A successor could also be female: Buffett said “gender should never decide who becomes CEO.”
And Todd Combs and Ted Weschler, who run some Berkshire investments, “can be of particular help to the CEO in evaluating acquisitions,” he added.
“You’ve got such good candidates,” said Thomas Russo, a principal at Gardner, Russo & Gardner, which invests 12 percent of its $10 billion of assets in Berkshire. “I think they’ll adopt a different capital structure approach, which will include a healthy, healthy large dividend.”
Buffett is preparing in May to celebrate 50 years of running Berkshire, whose market value is now $363 billion.
On Saturday, Berkshire also reported a 17 percent drop in fourth-quarter profit, to $4.16 billion, or $2,529 per Class A share, from $4.99 billion, or $3,035, a year ago, as investment gains and results from insurance underwriting declined.
Operating profit rose 5 percent to $3.96 billion, or $2,412 per share, from $3.78 billion, or $2,297.
For all of 2014, profit rose 2 percent to $19.87 billion, while operating profit increased 9 percent to $16.55 billion. Revenue rose 7 percent $194.67 billion.
Book value per share, which Buffett considers a good measure of Berkshire’s worth, rose 8.3 percent to $146,186 but lagged gains in the Standard & Poor’s 500 for the fifth time in six years.
Despite the big numbers, Berkshire had some problems.
Buffett lamented the performance of the BNSF railroad, saying it “disappointed many of its customers” with congestion on its rail lines caused by bad weather, amid rising oil shipments and a bumper grain harvest.
He also said he was “embarrassed” by taking too long to exit a $2.3 billion investment in Tesco Plc, a British retailer that became mired in an accounting scandal.

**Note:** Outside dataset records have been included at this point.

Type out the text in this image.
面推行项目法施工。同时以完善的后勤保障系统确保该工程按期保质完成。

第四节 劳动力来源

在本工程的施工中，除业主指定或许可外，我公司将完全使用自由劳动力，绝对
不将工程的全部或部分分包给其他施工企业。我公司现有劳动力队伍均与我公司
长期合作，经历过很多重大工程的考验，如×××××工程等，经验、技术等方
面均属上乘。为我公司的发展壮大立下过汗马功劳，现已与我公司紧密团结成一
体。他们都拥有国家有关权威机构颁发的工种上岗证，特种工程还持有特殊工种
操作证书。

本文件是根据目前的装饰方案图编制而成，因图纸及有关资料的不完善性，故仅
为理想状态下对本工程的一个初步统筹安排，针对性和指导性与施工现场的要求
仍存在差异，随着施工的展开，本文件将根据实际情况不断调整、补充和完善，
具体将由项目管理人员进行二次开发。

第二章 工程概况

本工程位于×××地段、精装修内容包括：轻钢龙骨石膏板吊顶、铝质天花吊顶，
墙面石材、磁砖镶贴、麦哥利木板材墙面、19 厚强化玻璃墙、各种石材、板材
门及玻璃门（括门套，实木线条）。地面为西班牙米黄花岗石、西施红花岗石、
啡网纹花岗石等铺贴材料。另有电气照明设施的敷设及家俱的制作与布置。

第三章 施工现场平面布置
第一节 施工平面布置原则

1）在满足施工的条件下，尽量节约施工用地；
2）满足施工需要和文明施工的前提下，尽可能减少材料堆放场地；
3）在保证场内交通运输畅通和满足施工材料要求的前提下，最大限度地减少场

Berkshire lost $444 million on Tesco, but Buffett said that’s just 0.2 percent of its net worth.
Berkshire owns more than 80 companies, such as Geico insurance and Dairy Queen ice cream, and $117.5 billion of equity investments in such companies as Wells Fargo & Co, Coca-Cola Co, American Express Co and IBM Corp.
Buffett remains on the prowl for acquisitions, and with $63.27 billion of cash could make big purchases, which he calls “elephants,” while preserving a $20 billion cash cushion.
Despite spending $7.8 billion on 31 acquisitions in 2014, Berkshire has not bought an elephant since paying $12.25 billion to buy half of ketchup maker H.J. Heinz Co in 2013.
And while Buffett has said he may shop more in Germany, after on Feb. 20 agreeing to buy a German motorcycle accessories retailer, Berkshire’s main focus will remain at home.
“Though we will always invest abroad as well, the mother lode of opportunities runs through America,” he wrote.
Buffett’s letter retained the folksy tone that have helped make him popular among investors.
Talking about his See’s Candies business, which requires little capital investment, Buffett compared the company’s profits to “rabbits breeding.”
And Buffett said that at Berkshire’s annual meeting last year, part of a weekend he calls “Woodstock for Capitalists,” shareholders bought 10,000 bottles of Heinz ketchup with Buffett or Munger on the labels. (Buffett’s cost $2, Munger’s $1.50.)
This year, Buffett said Heinz will also be selling mustard as well as ketchup. “Buy both!” he exhorted.